Oposição de direita elege presidente da câmara na Venezuela

Postado por Modesto Neto às 12:28


A queda de popularidade de Nicolás Maduro levou a oposição de direita na Venezuela a ganhar as eleições parlamentares de 6 de dezembro (que lá são separadas das eleições presidenciais), levando 112 das 167 cadeiras, ou seja, dois terços do Parlamento da Venezuela.Esse fato foi até hoje a principal derrota do chavismo na Venezuela, que desde 2000 conseguiu controlar a maioria dos deputados.

O parlamento, antes de maioria chavista, tinha como presidente Diosdado Cabello, que também é o presidente do partido chavista, PSUV. Diosdado Cabello foi o promotor das "leis habilitantes" que outorgam o direito do presidente Nicolás Maduro governar através de decretos. Um dispositivo bonapartista e autoritário, que foi necessário para que a classe dominante impusesse medidas antipopulares tais como a massiva desvalorização da moeda.

A grande contradição é que a oposição terá que absorver as medidas bonapartistas do chavismo para poder aplicar seus próprios ataques contra a classe trabalhadora. Henry Ramos Allup e a oposição de direita vêm fazendo discurso de combater as leis habilitantes "inúteis", ou seja, aquelas que não lhes parecem convenientes para serem usadas contra os trabalhadores. Outras mais "úteis" podem ser mantidas.

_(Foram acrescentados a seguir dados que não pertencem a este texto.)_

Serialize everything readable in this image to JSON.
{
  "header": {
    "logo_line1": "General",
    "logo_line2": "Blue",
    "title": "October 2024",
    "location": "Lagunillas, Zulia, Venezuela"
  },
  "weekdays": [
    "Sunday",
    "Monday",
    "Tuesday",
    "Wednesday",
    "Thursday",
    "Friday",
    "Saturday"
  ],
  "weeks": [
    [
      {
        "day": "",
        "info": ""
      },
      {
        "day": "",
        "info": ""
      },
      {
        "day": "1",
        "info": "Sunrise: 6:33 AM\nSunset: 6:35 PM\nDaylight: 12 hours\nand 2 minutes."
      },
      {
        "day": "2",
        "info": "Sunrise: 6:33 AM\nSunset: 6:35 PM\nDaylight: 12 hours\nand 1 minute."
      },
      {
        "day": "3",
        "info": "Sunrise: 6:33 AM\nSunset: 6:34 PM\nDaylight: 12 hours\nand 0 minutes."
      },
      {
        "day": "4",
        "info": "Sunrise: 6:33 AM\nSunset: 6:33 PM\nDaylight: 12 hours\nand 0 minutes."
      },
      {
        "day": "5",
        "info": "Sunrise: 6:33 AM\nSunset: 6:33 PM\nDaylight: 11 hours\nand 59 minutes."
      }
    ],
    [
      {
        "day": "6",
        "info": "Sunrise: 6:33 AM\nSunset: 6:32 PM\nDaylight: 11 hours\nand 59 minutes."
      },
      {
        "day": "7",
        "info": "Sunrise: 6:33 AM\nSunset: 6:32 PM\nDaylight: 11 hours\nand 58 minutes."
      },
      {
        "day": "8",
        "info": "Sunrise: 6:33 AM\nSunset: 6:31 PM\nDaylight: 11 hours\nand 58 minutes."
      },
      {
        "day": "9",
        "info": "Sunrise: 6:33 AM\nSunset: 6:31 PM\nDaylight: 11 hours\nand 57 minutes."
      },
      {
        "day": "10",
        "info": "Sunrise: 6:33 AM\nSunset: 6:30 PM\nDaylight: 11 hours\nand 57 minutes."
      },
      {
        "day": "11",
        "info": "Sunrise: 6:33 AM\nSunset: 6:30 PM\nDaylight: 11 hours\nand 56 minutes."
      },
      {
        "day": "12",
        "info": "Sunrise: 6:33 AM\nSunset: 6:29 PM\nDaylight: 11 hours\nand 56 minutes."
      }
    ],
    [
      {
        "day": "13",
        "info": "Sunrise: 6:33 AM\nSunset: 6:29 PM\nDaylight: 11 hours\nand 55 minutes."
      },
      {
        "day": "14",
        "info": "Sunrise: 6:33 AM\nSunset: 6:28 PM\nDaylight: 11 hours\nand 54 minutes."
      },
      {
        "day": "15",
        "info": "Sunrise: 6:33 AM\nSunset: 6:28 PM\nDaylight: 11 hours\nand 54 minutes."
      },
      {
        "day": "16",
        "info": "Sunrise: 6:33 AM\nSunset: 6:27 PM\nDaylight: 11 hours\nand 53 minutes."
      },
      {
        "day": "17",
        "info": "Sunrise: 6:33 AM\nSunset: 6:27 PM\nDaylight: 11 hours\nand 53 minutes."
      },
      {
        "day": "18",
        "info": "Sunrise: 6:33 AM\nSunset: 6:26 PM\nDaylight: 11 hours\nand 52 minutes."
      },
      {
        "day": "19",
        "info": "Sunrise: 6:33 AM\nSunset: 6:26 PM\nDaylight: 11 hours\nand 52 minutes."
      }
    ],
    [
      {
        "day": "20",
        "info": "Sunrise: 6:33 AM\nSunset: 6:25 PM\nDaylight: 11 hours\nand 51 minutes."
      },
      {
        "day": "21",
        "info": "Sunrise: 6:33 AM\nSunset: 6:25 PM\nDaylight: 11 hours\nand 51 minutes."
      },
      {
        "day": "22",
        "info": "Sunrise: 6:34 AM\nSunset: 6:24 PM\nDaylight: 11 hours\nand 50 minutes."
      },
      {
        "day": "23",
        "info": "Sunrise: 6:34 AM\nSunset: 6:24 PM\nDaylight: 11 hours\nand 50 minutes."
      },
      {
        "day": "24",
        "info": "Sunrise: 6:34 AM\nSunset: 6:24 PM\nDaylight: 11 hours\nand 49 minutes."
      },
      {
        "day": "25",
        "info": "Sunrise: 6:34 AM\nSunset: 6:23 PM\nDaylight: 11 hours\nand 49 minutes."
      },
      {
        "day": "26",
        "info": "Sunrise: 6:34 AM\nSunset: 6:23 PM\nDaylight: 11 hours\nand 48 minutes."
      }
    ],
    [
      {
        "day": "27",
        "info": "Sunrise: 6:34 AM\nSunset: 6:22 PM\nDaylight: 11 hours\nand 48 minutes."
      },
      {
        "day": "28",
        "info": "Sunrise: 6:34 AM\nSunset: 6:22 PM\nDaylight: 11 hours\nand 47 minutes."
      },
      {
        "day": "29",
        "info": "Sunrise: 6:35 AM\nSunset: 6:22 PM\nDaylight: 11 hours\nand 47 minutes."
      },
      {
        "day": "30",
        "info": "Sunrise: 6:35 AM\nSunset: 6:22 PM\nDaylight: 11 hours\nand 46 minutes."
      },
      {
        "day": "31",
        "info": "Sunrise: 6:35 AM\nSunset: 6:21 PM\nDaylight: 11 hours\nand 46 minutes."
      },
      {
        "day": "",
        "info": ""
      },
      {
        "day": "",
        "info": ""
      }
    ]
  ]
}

Após a vitória eleitoral, a oposição se movimenta tendo em vistas o exemplo brasileiro. Allup chega à presidência do parlamento afirmando que defende a renúncia de Nicolas Maduro e muito provavelmente se arma dentro da oposição a possibilidade de lançarem campanha pela revogação do mandado do presidente chavista. Para isso, ainda existe muito a ser conquistado pela oposição de direita; o controle do Judiciário, ainda sob forte influência chavista, é um dos obstáculos para essa manobra.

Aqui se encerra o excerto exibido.